Providers

Airflow is designed to be extensible, and Providers are the primary way to extend Airflow's capabilities. They package together the Operators, Hooks, Sensors, and other integrations that Airflow needs to interact with external systems and services.

What are Providers?

Before Airflow 2.0, integrations with external systems like AWS, GCP, Snowflake, etc., were often bundled directly into the core Airflow distribution or managed as separate plugins. This led to challenges in dependency management, versioning, and a bloated core.

Providers were introduced to solve these issues. They are separate Python packages that can be installed independently of the Airflow core. This allows for better modularity, faster release cycles for integrations, and the ability for community members and organizations to contribute and maintain their own integrations.

Key Components of a Provider

Discovering and Installing Providers

The official Airflow Providers are published on PyPI and can be installed using pip. You can find a list of official providers on the installation page.
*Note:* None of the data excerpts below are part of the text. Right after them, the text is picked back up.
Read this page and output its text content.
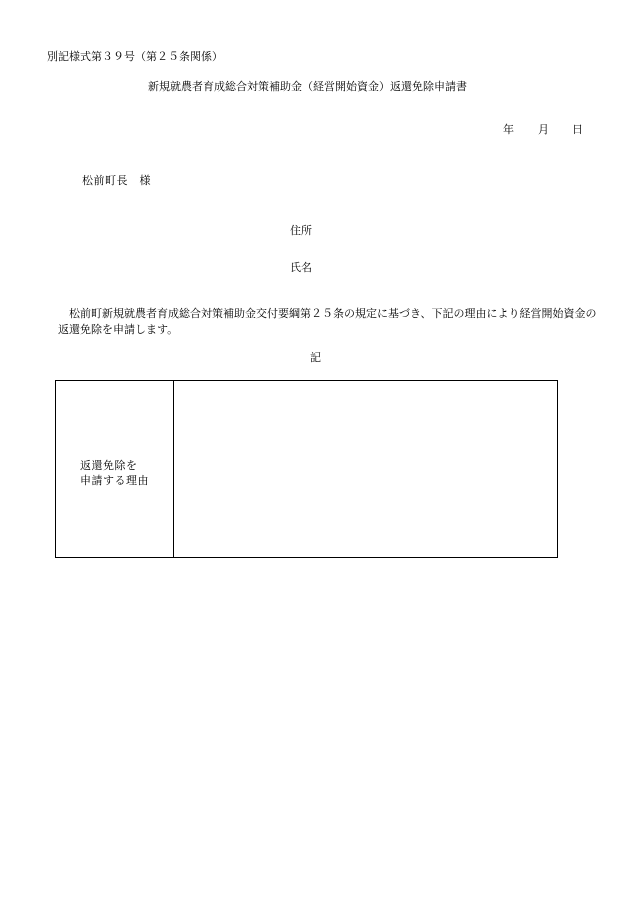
別記様式第３９号（第２５条関係）
新規就農者育成総合対策補助金（経営開始資金）返還免除申請書
年 月 日
松前町長　様
住所
氏名
松前町新規就農者育成総合対策補助金交付要綱第２５条の規定に基づき、下記の理由により経営開始資金の返還免除を申請します。
記
返還免除を
申請する理由
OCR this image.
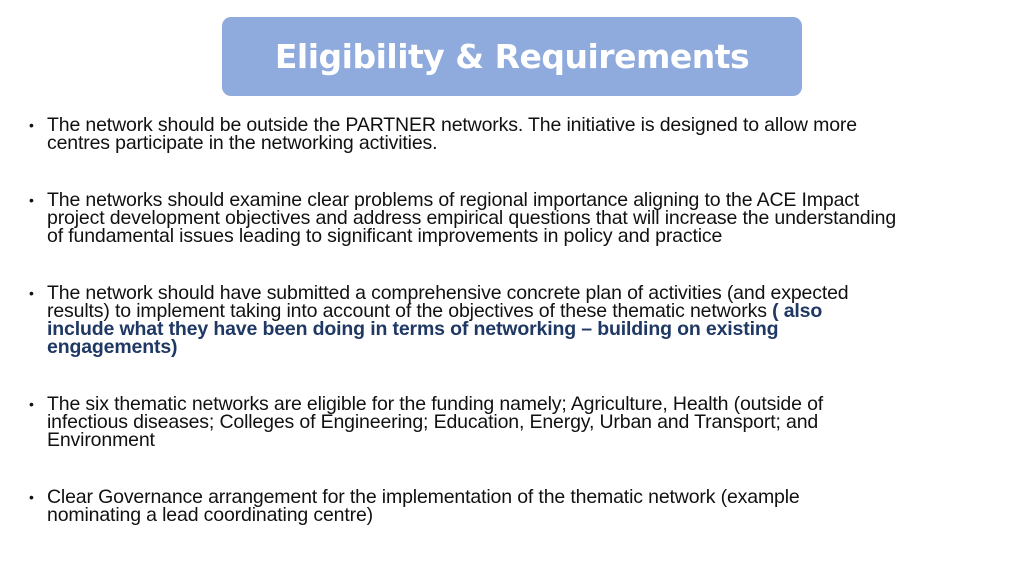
Eligibility & Requirements
• The network should be outside the PARTNER networks. The initiative is designed to allow more
centres participate in the networking activities.
• The networks should examine clear problems of regional importance aligning to the ACE Impact
project development objectives and address empirical questions that will increase the understanding
of fundamental issues leading to significant improvements in policy and practice
• The network should have submitted a comprehensive concrete plan of activities (and expected
results) to implement taking into account of the objectives of these thematic networks ( also
include what they have been doing in terms of networking – building on existing
engagements)
• The six thematic networks are eligible for the funding namely; Agriculture, Health (outside of
infectious diseases; Colleges of Engineering; Education, Energy, Urban and Transport; and
Environment
• Clear Governance arrangement for the implementation of the thematic network (example
nominating a lead coordinating centre)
To install a provider, use pip:


pip install apache-airflow-providers-google
pip install apache-airflow-providers-amazon
pip install apache-airflow-providers-snowflake
            

Using Providers in DAGs

Once a provider is installed, you can import and use its components directly in your DAGs. For example, to use a Google Cloud Storage operator:


from __future__ import annotations

import pendulum

from airflow.models.dag import DAG
from airflow.providers.google.cloud.operators.gcs import GCSCreateBucketOperator

with DAG(
    dag_id="gcs_example",
    schedule=None,
    start_date=pendulum.datetime(2023, 1, 1, tz="UTC"),
    catchup=False,
    tags=["gcp", "example"],
) as dag:
    create_gcs_bucket = GCSCreateBucketOperator(
        task_id="create_gcs_bucket",
        bucket_name="my-airflow-test-bucket",
        project_id="my-gcp-project-id",
    )
            

Provider Development

Developing your own Airflow providers allows you to encapsulate custom integrations and share them within your organization or with the wider community. The process involves defining your operators, hooks, and other components, and then packaging them into a standard Python distribution.

For detailed information on developing providers, please refer to the Extending Airflow documentation.

Note: Always ensure you are installing providers compatible with your Airflow version. Refer to the official provider documentation for compatibility matrices and detailed usage instructions for each provider.